In Vanity Fair in July 2006 that it discussed the development of the WHIG group and beginning of the Iraq propaganda:
The War They Wanted, The Lies They Needed by Craig Unger
The Marketing Campaign
Until this point, the American people had been largely oblivious to the Bush administration's emerging policy toward Iraq. But in August 2002, just as Douglas Feith's Office of Special Plans formally set up shop in the Pentagon, White House chief of staff Andrew Card launched the White House Iraq Group to sell the war through the media. The plan was to open a full-fledged marketing campaign after Labor Day, featuring images of nuclear devastation and threats of biological and chemical weapons. A key piece of the evidence was the Niger dossier.
Test-marketing began in August, with Cheney and his surrogates asserting repeatedly that "many of us are convinced that Saddam will acquire nuclear weapons fairly soon." Making Cheney seem moderate by comparison, a piece by Ledeen appeared in The Wall Street Journal on September 4, suggesting that, in addition to Iraq, the governments of Iran, Syria, and Saudi Arabia should be overthrown.
But the real push was delayed until the second week of September. As Card famously put it, "From a marketing point of view, you don't introduce new products in August." The first anniversary of the 9/11 attacks was perfect.
The opening salvo was fired on Sunday, September 8, 2002, when National-Security Adviser Condoleezza Rice told CNN, "There will always be some uncertainty about how quickly [Saddam] can acquire nuclear weapons. But we don't want the smoking gun to be a mushroom cloud."
The smoking-gun-mushroom-cloud catchphrase was such a hit that Bush, Cheney, and Rumsfeld all picked it up in one form or another, sending it out repeatedly to the entire country.
At roughly the same time, highly placed White House sources such as Scooter Libby leaked exclusive "scoops" to credulous reporters as part of the campaign to make Saddam's nuclear threat seem real.
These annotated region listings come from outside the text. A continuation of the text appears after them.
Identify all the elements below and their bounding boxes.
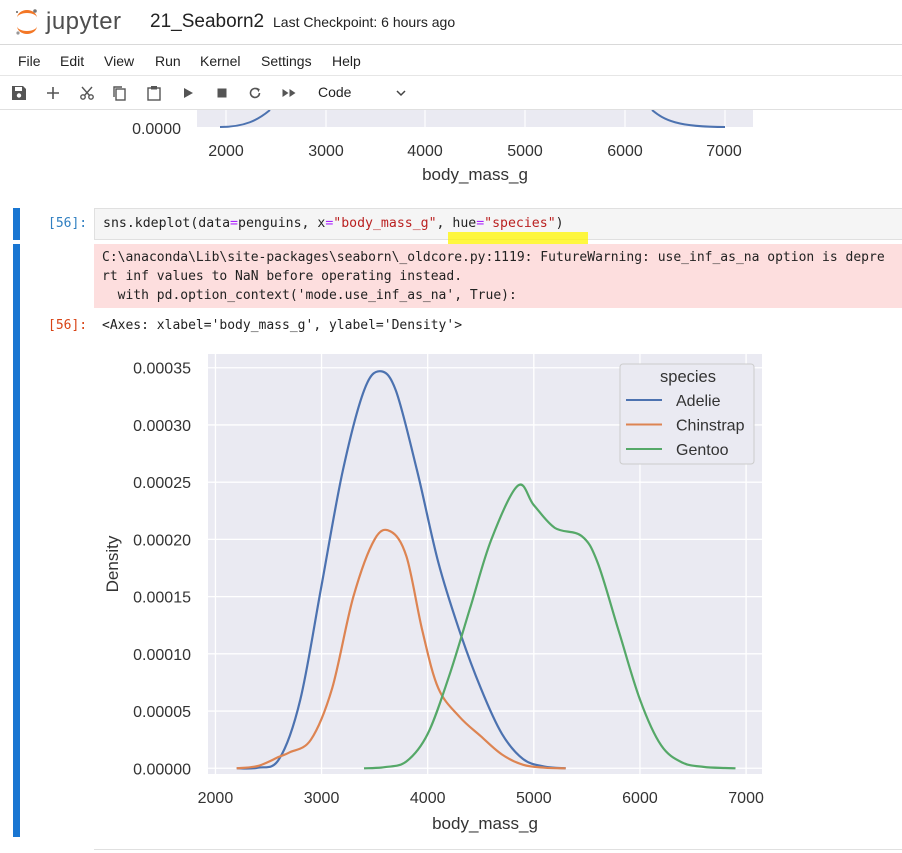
paste-icon[interactable]: [145, 84, 163, 102]
code-line[interactable]: sns.kdeplot(data=penguins, x="body_mass_…: [103, 216, 564, 231]
menu-bar: File Edit View Run Kernel Settings Help: [0, 44, 902, 76]
legend-box: [619, 363, 755, 465]
legend-title: species: [660, 368, 716, 386]
active-cell-output-bar[interactable]: [13, 244, 20, 837]
code-token: penguins, x: [238, 216, 326, 231]
code-token: "species": [484, 216, 556, 231]
y-tick-label: 0.00010: [133, 647, 191, 664]
save-icon[interactable]: [10, 84, 28, 102]
notebook-title[interactable]: 21_Seaborn2: [150, 11, 265, 32]
previous-x-tick: 4000: [407, 143, 443, 160]
x-axis-label: body_mass_g: [432, 814, 538, 833]
legend: species Adelie Chinstrap Gentoo: [619, 363, 755, 465]
y-axis-label: Density: [103, 535, 122, 592]
cut-icon[interactable]: [78, 84, 96, 102]
x-tick-label: 5000: [516, 790, 552, 807]
restart-icon[interactable]: [246, 84, 264, 102]
menu-file[interactable]: File: [18, 53, 41, 69]
previous-output-plot: 0.0000 2000 3000 4000 5000 6000 7000 bod…: [132, 110, 753, 184]
density-line-adelie: [236, 370, 566, 770]
menu-edit[interactable]: Edit: [60, 53, 85, 69]
menu-view[interactable]: View: [104, 53, 135, 69]
stderr-line: C:\anaconda\Lib\site-packages\seaborn\_o…: [102, 250, 885, 265]
run-icon[interactable]: [179, 84, 197, 102]
previous-density-curve: [219, 110, 271, 128]
kde-plot: 2000 3000 4000 5000 6000 7000 0.00000 0.00005 0.…: [103, 354, 764, 833]
stderr-line: with pd.option_context('mode.use_inf_as_…: [102, 288, 517, 303]
menu-run[interactable]: Run: [155, 53, 181, 69]
code-token: =: [476, 216, 485, 231]
cell-type-select[interactable]: Code: [318, 84, 352, 100]
menu-kernel[interactable]: Kernel: [200, 53, 241, 69]
legend-label-chinstrap: Chinstrap: [676, 418, 745, 435]
x-tick-label: 4000: [410, 790, 446, 807]
x-tick-label: 2000: [198, 790, 234, 807]
x-tick-label: 6000: [622, 790, 658, 807]
fast-forward-icon[interactable]: [280, 84, 298, 102]
previous-y-tick: 0.0000: [132, 121, 181, 138]
y-tick-label: 0.00020: [133, 532, 191, 549]
previous-x-label: body_mass_g: [422, 165, 528, 184]
previous-x-tick: 2000: [208, 143, 244, 160]
density-line-gentoo: [363, 483, 736, 770]
cell-divider: [94, 849, 902, 850]
legend-label-gentoo: Gentoo: [676, 442, 729, 459]
jupyter-logo[interactable]: jupyter: [14, 6, 144, 38]
density-line-chinstrap: [236, 528, 566, 770]
active-cell-input-bar[interactable]: [13, 208, 20, 240]
previous-x-tick: 7000: [706, 143, 742, 160]
input-prompt: [56]:: [48, 216, 88, 231]
last-checkpoint: Last Checkpoint: 6 hours ago: [273, 14, 456, 30]
chevron-down-icon[interactable]: [394, 86, 408, 100]
y-tick-label: 0.00030: [133, 418, 191, 435]
previous-plot-area: [197, 110, 753, 127]
menu-settings[interactable]: Settings: [261, 53, 312, 69]
notebook-toolbar: Code: [0, 76, 902, 110]
code-token: =: [325, 216, 334, 231]
y-tick-label: 0.00015: [133, 590, 191, 607]
menu-help[interactable]: Help: [332, 53, 361, 69]
code-token: , hue: [436, 216, 477, 231]
x-tick-label: 3000: [304, 790, 340, 807]
code-token: ): [555, 216, 564, 231]
jupyter-logo-text: jupyter: [46, 8, 122, 35]
y-tick-label: 0.00000: [133, 761, 191, 778]
stderr-line: rt inf values to NaN before operating in…: [102, 269, 463, 284]
output-prompt: [56]:: [48, 318, 88, 333]
previous-x-tick: 3000: [308, 143, 344, 160]
legend-label-adelie: Adelie: [676, 393, 721, 410]
y-tick-label: 0.00025: [133, 475, 191, 492]
previous-x-tick: 5000: [507, 143, 543, 160]
add-cell-icon[interactable]: [44, 84, 62, 102]
copy-icon[interactable]: [110, 84, 128, 102]
code-token: =: [230, 216, 238, 231]
stop-icon[interactable]: [213, 84, 231, 102]
jupyter-logo-icon: [16, 9, 37, 35]
output-text: <Axes: xlabel='body_mass_g', ylabel='Den…: [102, 318, 463, 333]
notebook-panel[interactable]: 0.0000 2000 3000 4000 5000 6000 7000 bod…: [0, 110, 902, 853]
code-token: "body_mass_g": [333, 216, 437, 231]
previous-x-tick: 6000: [607, 143, 643, 160]
y-tick-label: 0.00035: [133, 361, 191, 378]
previous-density-curve: [651, 110, 726, 128]
x-tick-label: 7000: [728, 790, 764, 807]
stderr-output: C:\anaconda\Lib\site-packages\seaborn\_o…: [94, 244, 902, 308]
y-tick-label: 0.00005: [133, 704, 191, 721]
top-header: jupyter 21_Seaborn2 Last Checkpoint: 6 h…: [0, 0, 902, 44]
code-token: sns.kdeplot(data: [103, 216, 231, 231]
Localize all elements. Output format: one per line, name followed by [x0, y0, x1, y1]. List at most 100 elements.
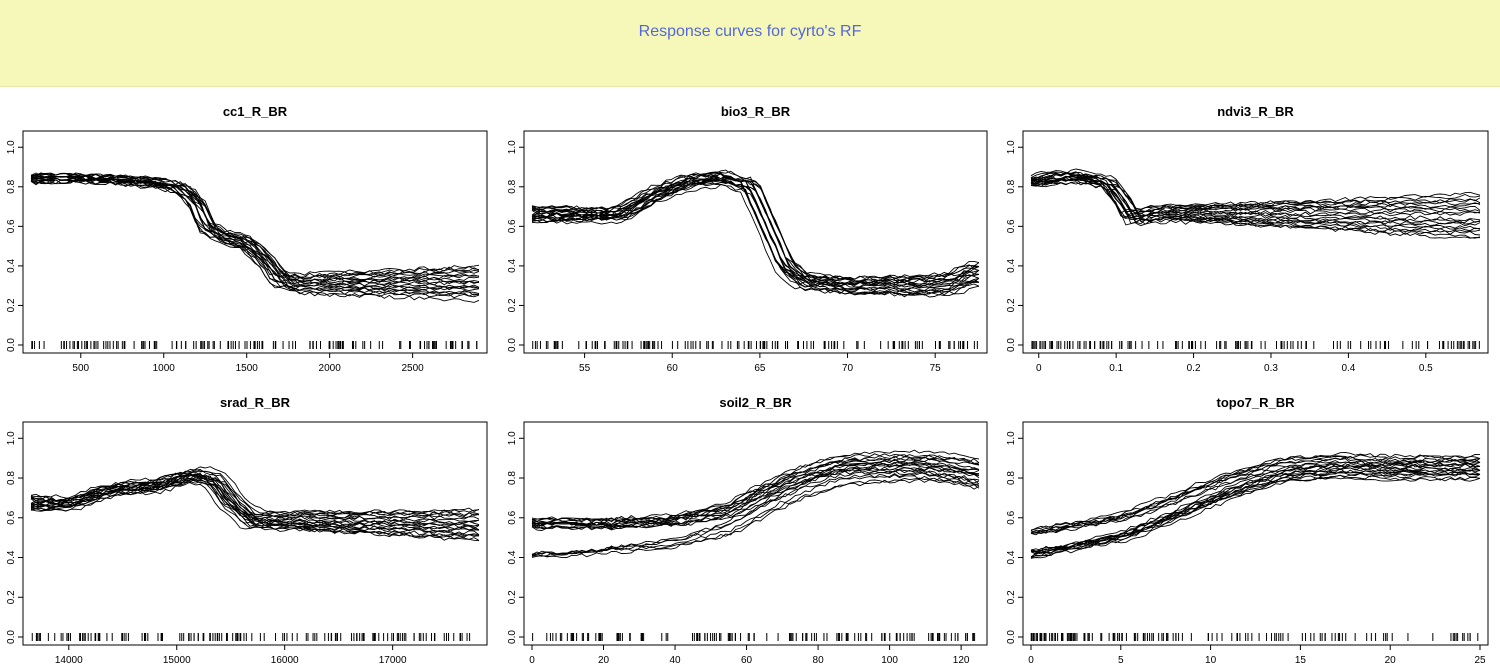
panel-title: soil2_R_BR — [719, 395, 792, 410]
response-curve — [531, 466, 980, 522]
x-tick-label: 0.1 — [1109, 363, 1123, 374]
y-tick-label: 0.0 — [1006, 630, 1017, 644]
x-tick-label: 20 — [598, 655, 610, 666]
x-tick-label: 1500 — [236, 363, 259, 374]
y-tick-label: 0.2 — [507, 298, 518, 312]
response-curve — [30, 474, 480, 531]
response-curve — [30, 174, 480, 276]
x-tick-label: 500 — [72, 363, 89, 374]
response-curve — [30, 173, 480, 303]
y-tick-label: 0.4 — [1006, 259, 1017, 273]
x-tick-label: 2500 — [402, 363, 425, 374]
x-tick-label: 0.2 — [1187, 363, 1201, 374]
panel-cc1_R_BR: cc1_R_BR 0.0 0.2 0.4 0.6 0.8 1.0 500 1000 1500 200… — [6, 104, 488, 374]
panel-title: srad_R_BR — [220, 395, 291, 410]
x-tick-label: 1000 — [153, 363, 176, 374]
response-curve — [531, 180, 980, 288]
panel-title: ndvi3_R_BR — [1217, 104, 1294, 119]
y-tick-label: 0.0 — [6, 338, 17, 352]
x-tick-label: 0 — [529, 655, 535, 666]
response-curve — [1030, 471, 1481, 553]
response-curve — [1030, 474, 1481, 555]
x-tick-label: 2000 — [319, 363, 342, 374]
y-tick-label: 0.2 — [6, 590, 17, 604]
response-curve — [30, 474, 480, 521]
response-curve — [1030, 177, 1481, 233]
response-curve — [1030, 455, 1481, 531]
x-tick-label: 0.3 — [1264, 363, 1278, 374]
x-tick-label: 16000 — [271, 655, 299, 666]
y-tick-label: 0.0 — [507, 338, 518, 352]
response-curve — [531, 470, 980, 530]
y-tick-label: 0.4 — [6, 550, 17, 564]
x-tick-label: 17000 — [379, 655, 407, 666]
response-curve — [1030, 168, 1481, 210]
response-curve — [531, 472, 980, 556]
response-curve — [531, 170, 980, 284]
response-curve — [531, 449, 980, 527]
title-banner: Response curves for cyrto's RF — [0, 0, 1500, 87]
panel-srad_R_BR: srad_R_BR 0.0 0.2 0.4 0.6 0.8 1.0 14000 15000 160… — [6, 395, 488, 666]
response-curve — [531, 180, 980, 295]
response-curve — [30, 179, 480, 292]
y-tick-label: 0.6 — [6, 219, 17, 233]
response-curve — [30, 178, 480, 283]
y-tick-label: 0.4 — [6, 259, 17, 273]
x-tick-label: 10 — [1205, 655, 1217, 666]
response-curve — [30, 481, 480, 538]
y-tick-label: 0.0 — [507, 630, 518, 644]
panel-ndvi3_R_BR: ndvi3_R_BR 0.0 0.2 0.4 0.6 0.8 1.0 0 0.1 0.2 0.3 0.… — [1006, 104, 1489, 374]
panel-topo7_R_BR: topo7_R_BR 0.0 0.2 0.4 0.6 0.8 1.0 0 5 10 15 20 25 — [1006, 395, 1489, 666]
x-tick-label: 25 — [1474, 655, 1486, 666]
response-curve — [531, 454, 980, 527]
y-tick-label: 1.0 — [6, 431, 17, 445]
response-curve — [30, 173, 480, 283]
x-tick-label: 14000 — [55, 655, 83, 666]
x-tick-label: 60 — [741, 655, 753, 666]
plot-frame — [1022, 130, 1489, 354]
response-curve — [531, 172, 980, 287]
y-tick-label: 0.6 — [6, 510, 17, 524]
response-curve — [30, 466, 480, 516]
x-tick-label: 0.5 — [1419, 363, 1433, 374]
plot-frame — [22, 130, 488, 354]
response-curve — [30, 174, 480, 296]
y-tick-label: 1.0 — [507, 140, 518, 154]
y-tick-label: 0.8 — [507, 179, 518, 193]
response-curve — [1030, 172, 1481, 212]
x-tick-label: 75 — [930, 363, 942, 374]
response-curve — [531, 176, 980, 287]
response-curve — [531, 458, 980, 523]
response-curve — [30, 468, 480, 514]
y-tick-label: 1.0 — [1006, 431, 1017, 445]
x-tick-label: 15 — [1295, 655, 1307, 666]
response-curve — [531, 175, 980, 289]
y-tick-label: 0.8 — [6, 471, 17, 485]
plot-frame — [22, 421, 488, 646]
response-curve — [1030, 457, 1481, 532]
response-curve — [30, 476, 480, 531]
x-tick-label: 0 — [1036, 363, 1042, 374]
response-curve — [531, 453, 980, 523]
x-tick-label: 60 — [667, 363, 679, 374]
response-curve — [30, 172, 480, 278]
y-tick-label: 0.4 — [1006, 550, 1017, 564]
response-curve — [1030, 172, 1481, 239]
plot-frame — [1022, 421, 1489, 646]
y-tick-label: 0.6 — [1006, 510, 1017, 524]
response-curve — [531, 169, 980, 280]
response-curve — [1030, 467, 1481, 553]
response-curve — [30, 172, 480, 295]
response-curve — [531, 462, 980, 557]
response-curve — [1030, 465, 1481, 533]
panel-soil2_R_BR: soil2_R_BR 0.0 0.2 0.4 0.6 0.8 1.0 0 20 40 60 80 100… — [507, 395, 988, 666]
panel-title: topo7_R_BR — [1216, 395, 1295, 410]
response-curve — [1030, 461, 1481, 551]
page-title: Response curves for cyrto's RF — [638, 23, 862, 40]
y-tick-label: 0.2 — [1006, 298, 1017, 312]
response-curve — [531, 180, 980, 294]
response-curve — [531, 179, 980, 296]
response-curve — [531, 464, 980, 526]
x-tick-label: 55 — [579, 363, 591, 374]
response-curve — [531, 467, 980, 556]
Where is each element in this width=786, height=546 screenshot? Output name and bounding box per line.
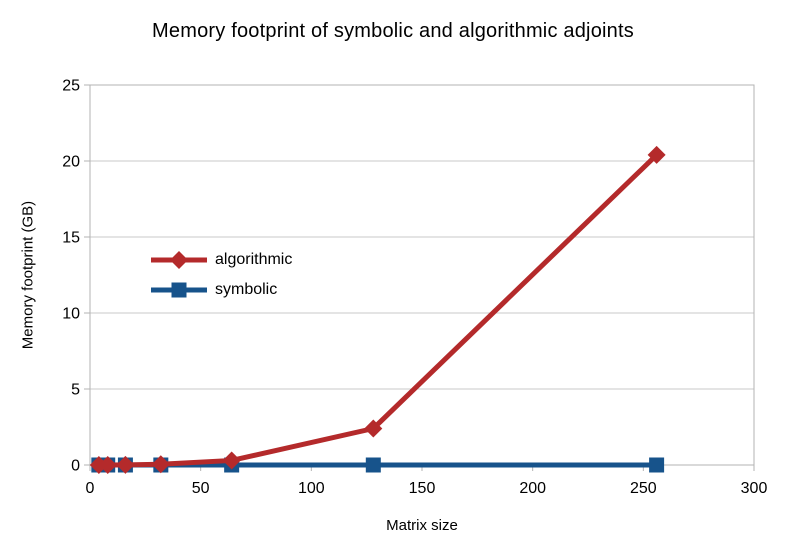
x-tick-label: 100 — [298, 480, 325, 497]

On the same day the "mushroom cloud" slogan made its debut, The New York Times printed a front-page story by Michael Gordon and Judith Miller citing administration officials who said that Saddam had "embarked on a worldwide hunt for materials to make an atomic bomb." Specifically, the article contended that Iraq "has sought to buy thousands of specially designed aluminum tubes, which American officials believe were intended as components of centrifuges to enrich uranium."
1 comment:
Scooter hasn't paid off the first lawyer now you want him to get another one. Libby is a soul man and now only wants to live in peace. He's not hanging around the bad kids anymore. Connie did it get her. I would hate to see Libby have to wear his African American tie again. Some things get old.